All of the coding, design, and adaptation of the old Cold War models to modern Javascript was done by Alex Wellerstein (me). The population density dataset was graciously purchased for this use by the Center for History of Physics at the American Institute of Physics, and AIP in general needs to be credited for supporting the NUKEMAP activity.
Why was the NUKEMAP created?
We live in a world where nuclear weapons issues are on the front pages of our newspapers on a regular basis, yet most people still have a very bad sense of what an exploding nuclear weapon can actually do. Some people think they destroy everything in the world all that once, some people think they are not very different from conventional bombs. The reality is somewhere in between: nuclear weapons can cause immense destruction and huge losses of life, but the effects are still comprehendible on a human scale.

The NUKEMAP is aimed at helping people visualize nuclear weapons on terms they can make sense of — helping them to get a sense of the scale of the bombs.

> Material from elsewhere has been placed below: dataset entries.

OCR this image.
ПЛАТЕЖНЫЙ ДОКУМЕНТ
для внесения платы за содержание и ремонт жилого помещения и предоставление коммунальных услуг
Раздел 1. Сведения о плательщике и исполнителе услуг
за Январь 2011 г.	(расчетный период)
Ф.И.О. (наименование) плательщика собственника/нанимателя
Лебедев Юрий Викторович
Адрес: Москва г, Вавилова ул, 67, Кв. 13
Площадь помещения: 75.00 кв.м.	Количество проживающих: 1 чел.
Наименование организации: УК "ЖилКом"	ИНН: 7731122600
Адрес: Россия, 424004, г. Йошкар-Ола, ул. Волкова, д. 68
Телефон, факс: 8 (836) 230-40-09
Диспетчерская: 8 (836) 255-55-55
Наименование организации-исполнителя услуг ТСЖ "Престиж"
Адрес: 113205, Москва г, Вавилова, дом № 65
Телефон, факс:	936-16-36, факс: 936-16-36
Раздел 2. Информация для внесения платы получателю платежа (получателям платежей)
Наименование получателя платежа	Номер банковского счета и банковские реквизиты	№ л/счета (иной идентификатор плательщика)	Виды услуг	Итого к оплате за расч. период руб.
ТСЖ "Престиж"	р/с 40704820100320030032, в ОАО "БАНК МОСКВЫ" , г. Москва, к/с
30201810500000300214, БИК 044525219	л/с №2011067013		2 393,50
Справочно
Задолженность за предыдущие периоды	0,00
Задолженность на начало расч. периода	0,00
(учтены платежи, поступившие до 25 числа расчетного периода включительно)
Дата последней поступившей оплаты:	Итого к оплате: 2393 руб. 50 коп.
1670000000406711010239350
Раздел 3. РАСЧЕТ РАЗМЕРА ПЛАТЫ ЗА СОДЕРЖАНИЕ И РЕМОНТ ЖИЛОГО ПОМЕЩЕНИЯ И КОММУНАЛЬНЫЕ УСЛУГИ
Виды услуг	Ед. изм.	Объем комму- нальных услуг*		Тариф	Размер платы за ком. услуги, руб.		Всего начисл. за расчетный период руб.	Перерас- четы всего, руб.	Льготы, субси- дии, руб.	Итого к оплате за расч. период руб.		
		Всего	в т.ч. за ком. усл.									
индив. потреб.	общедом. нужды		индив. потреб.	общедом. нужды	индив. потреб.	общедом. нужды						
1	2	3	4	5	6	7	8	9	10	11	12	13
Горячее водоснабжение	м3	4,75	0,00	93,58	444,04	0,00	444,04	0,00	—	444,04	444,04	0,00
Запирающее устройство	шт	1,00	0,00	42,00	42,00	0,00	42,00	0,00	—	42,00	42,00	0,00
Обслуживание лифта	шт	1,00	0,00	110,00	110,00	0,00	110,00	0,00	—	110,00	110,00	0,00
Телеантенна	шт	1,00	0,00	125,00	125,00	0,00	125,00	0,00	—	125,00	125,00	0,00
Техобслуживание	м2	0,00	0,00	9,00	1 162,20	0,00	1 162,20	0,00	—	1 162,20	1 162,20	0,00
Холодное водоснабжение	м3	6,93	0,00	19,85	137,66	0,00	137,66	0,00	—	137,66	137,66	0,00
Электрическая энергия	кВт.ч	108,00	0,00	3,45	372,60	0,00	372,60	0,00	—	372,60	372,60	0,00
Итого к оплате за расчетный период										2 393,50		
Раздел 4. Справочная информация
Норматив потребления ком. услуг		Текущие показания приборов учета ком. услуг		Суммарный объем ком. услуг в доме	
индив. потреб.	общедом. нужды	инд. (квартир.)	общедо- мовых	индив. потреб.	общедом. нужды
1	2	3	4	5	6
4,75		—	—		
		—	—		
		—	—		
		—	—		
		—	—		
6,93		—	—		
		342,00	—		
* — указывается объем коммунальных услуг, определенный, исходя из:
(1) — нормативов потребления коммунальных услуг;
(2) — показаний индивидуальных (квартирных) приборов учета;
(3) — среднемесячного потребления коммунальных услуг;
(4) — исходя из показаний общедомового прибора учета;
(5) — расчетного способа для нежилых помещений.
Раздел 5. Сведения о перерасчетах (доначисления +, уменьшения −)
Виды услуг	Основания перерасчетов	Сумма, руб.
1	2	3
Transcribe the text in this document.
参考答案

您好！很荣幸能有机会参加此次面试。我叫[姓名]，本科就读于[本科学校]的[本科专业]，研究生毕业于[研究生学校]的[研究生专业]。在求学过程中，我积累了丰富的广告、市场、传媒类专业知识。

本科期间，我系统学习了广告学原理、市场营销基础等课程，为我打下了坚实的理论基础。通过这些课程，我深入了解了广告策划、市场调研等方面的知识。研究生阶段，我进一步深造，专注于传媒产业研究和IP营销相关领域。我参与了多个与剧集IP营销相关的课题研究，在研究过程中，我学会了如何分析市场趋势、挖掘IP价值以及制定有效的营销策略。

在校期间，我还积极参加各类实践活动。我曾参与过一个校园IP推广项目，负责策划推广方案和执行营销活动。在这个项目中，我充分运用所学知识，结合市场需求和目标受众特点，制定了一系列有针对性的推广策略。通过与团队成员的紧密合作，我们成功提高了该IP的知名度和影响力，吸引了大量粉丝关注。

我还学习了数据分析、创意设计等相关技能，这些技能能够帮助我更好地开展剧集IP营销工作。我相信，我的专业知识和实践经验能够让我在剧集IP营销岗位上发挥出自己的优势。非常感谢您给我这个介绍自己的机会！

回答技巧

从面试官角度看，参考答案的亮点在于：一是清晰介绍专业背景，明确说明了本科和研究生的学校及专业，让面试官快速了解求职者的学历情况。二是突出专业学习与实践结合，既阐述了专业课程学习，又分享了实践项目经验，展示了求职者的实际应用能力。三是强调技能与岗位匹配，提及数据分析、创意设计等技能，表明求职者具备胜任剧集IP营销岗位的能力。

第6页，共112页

By allowing people to use arbitrarily picked geographical locations, I hope that people will come to understand what a nuclear weapon would do to places they are familiar with, and how the different sizes of nuclear weapons change the results.

There are many different political interpretations one can legitimately take away from such results. There is not intended to be a simple political "message" of the NUKEMAP.
Could a terrorist, rogue state, or other nuclear power use this for nefarious purposes?
Nuclear states have people whose jobs it is to do the kinds of calculations that the NUKEMAP does, but they probably use better models that are more specific to their particular targets and weaponry. The NUKEMAP would not tell such people anything that they didn't know.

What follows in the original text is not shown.